Link: Mitochondr Physiol Network 23.06

MacDonald N, Sharaf M, Kamunde C (2018)

Event: IOC130

Although mitochondria are presumed to emit and consume reactive oxygen species (ROS), the quantitative interplay between the two processes in ROS regulation is not well understood. Here, we probed the role of mitochondrial bioenergetics in H2O2 metabolism using rainbow trout liver and heart mitochondria. Both liver and heart mitochondria emitted H2O2 at rates that depended on their metabolic state, with the emission rates (free radical leak) constituting 0.8 to 2.9% and 0.2 to 2.5% of the respiration rate in liver and heart mitochondria, respectively. When presented with exogenous H2O2, liver and heart mitochondria consumed it by first order reactions with half-lives (s) of 117 and 210, and rate constants of 5.96 and 3.37 (Γ— 10-3 s-1), respectively. The mitochondrial bioenergetic status greatly affected the rate of H2O2 consumption in heart but not liver mitochondria. Moreover, the activities and contribution of H2O2 scavenging systems varied between liver and heart mitochondria. The significance of the scavenging systems ranked by the magnitude (%) of inhibition of H2O2 removal after correcting for emission were, liver (un-energized and energized): catalase > glutathione (GSH) β‰₯ thioredoxin reductase (TrxR); un-energized heart mitochondria: catalase > TrxR > GSH and energized heart mitochondria: GSH > TrxR > catalase. Notably, depletion of GSH evoked a massive surge in H2O2 emission that grossly masked the contribution of this pathway to H2O2 scavenging in heart mitochondria. Irrespective of the organ of their origin, mitochondria behaved as H2O2 regulators that emitted or consumed it depending on the ambient H2O2 concentration, mitochondrial bioenergetic state and activity of the scavenging enzyme systems.
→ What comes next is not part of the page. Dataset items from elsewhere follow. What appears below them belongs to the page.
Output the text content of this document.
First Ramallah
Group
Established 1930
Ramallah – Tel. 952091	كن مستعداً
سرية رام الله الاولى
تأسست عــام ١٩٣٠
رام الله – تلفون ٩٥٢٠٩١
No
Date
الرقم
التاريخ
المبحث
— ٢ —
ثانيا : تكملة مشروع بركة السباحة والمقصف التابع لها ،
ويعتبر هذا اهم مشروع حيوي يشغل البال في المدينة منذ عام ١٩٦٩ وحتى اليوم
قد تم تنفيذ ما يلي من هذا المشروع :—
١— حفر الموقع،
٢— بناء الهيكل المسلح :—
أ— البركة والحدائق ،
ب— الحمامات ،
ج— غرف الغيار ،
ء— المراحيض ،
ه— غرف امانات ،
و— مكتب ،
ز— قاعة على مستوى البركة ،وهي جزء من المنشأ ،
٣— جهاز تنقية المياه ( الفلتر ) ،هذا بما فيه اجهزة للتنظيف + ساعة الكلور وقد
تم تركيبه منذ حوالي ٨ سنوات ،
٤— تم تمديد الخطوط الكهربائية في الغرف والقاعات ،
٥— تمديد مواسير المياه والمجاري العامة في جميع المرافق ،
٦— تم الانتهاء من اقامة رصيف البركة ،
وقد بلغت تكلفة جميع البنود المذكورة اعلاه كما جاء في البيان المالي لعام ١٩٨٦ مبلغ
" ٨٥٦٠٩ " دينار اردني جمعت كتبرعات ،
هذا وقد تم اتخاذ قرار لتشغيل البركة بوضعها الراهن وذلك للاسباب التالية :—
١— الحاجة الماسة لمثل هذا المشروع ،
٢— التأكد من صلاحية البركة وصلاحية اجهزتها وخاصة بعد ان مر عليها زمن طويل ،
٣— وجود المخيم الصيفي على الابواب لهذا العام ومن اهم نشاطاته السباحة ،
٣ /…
Indeed, manipulation of mitochondrial bioenergetics and H2O2 scavenging systems caused mitochondria to switch from being net consumers to net emitters of H2O2. Overall, our data suggest that the low levels of H2O2 typically present in cells would favor emission of this metabolite but the scavenging systems would prevent its accumulation.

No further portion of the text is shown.